Sospirai sonoramente; le piccole ante di legno della finestra sbatocchiavano rumorosamente e le tende marroni si muovevano sventolando nella camera con movimenti lenti e poi subito veloci, assecondando il vento.

Lasciai cadere Aidan sul materasso disfatto di camera mia con un gesto brusco prima di andare a chiuderle.

Il ragazzo si afflosciò su se stesso emettendo un rantolo a mezza voce; le sue palpebre vibravano frenetiche, le labbra si tendevano per poi rilassarsi.

Forse sarebbe stato meglio ucciderlo e farla finita con lui, sembrai dirmi distratto, tanto era probabile che alla fine morisse comunque.

Decisi di non fare niente di stupido e mi passai una mano tra i capelli lunghi.

Il taglio sulla fronte continuava a formicolare in maniera fastidiosa ma sentivo che stava guarendo.
Aggrottai la fronte quando mi ricordai dello scontro che avevo avuto con Daniel, del suo pugno che mi colpiva il viso, delle sue parole su Lisa…

Scrollai la testa e borbottai qualche frase.

Era davvero da troppo che non tornavo a casa, mi dissi allora sollevando lo sguardo; tutto ora mi appariva vecchio, quasi marcio, in quella stanza piccola e grigia.
Ogni cosa era dove l'avevo lasciata; i disegni sulla scrivania, i vestiti piegati sul davanzale della finestra, il cartone di latte accanto al materasso.

Da quando ci eravamo trasferiti a Lilith io avevo vissuto lì; nella casa più piccola e diroccata di tutte quelle che i Cacciatori avevano messo a disposizione degli Anonimi. L'avevo scelta proprio per la sua posizione isolata e per il suo aspetto trasandato; un aspetto che in effetti mi somigliava moltissimo, in un certo senso.

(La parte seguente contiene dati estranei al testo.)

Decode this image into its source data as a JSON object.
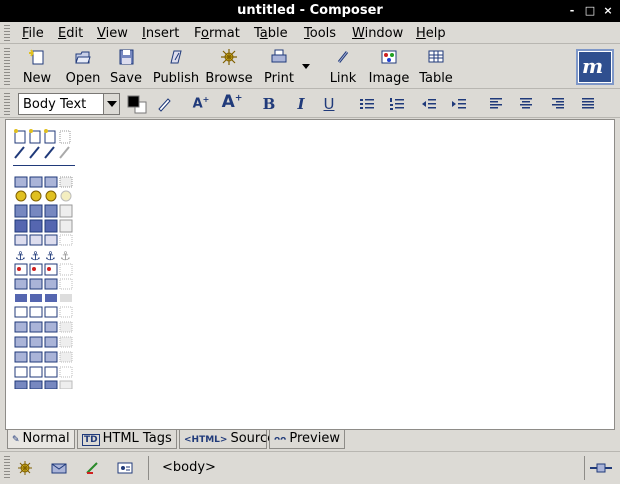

Mi cambiai la maglia velocemente soffocando sul nascere ogni pensiero su tutta quella storia, ogni pensiero su Daniel e il suo strano comportamento, su Mia e su quello che era.

Uscì di casa velocemente senza guardarmi intorno. L'aria all'esterno era fredda e pungente, ma io non la sentivo. Infilai le mani nelle tasche dei jeans e mi misi in cammino con il passo rapido e preciso, senza nemmeno guardare dove mettevo i piedi.

Volevo solo assicurarmi che Lisa stesse bene.
Volevo vederla, finalmente.

Serrai i pugni al pensiero di lei, al pensiero delle parole di Daniel.

Non potevo credere che fosse stata davvero lei ad uccidere tutte quelle ragazze. Non poteva essere, continuavo a ripetermi.

Dovetti camminare per dieci minuti prima di raggiungere l'insieme di edicifi che formava il rifugio per gli Anonimi di Lilith.

Erano tutte case molto simili; piccole baite in legno e mattoni scuri rialzate dal terreno da tre o quattro miseri scalini di legno invecchiato e scricchiolante. Ce n'erano circa una quindicina; tutte ad una ventina di metri di distanza l'una dall'altra. Viste in lontananza apparivano quasi come un piccolo villaggio di montagna.

Erano arroccate sul pendio che portava alla cresta della grande crepa. Il dirupo distava solo qualche metro dal di là, ma gli alberi lo rendevano totalmente invisibile. Per arrivarci, infatti, bisognava passare in mezzo ad un fitto bosco pieno di trochi ed arbusti che si univano gli uni sugli altri in maniera irregolare e sporgevano in diagonale dal terreno.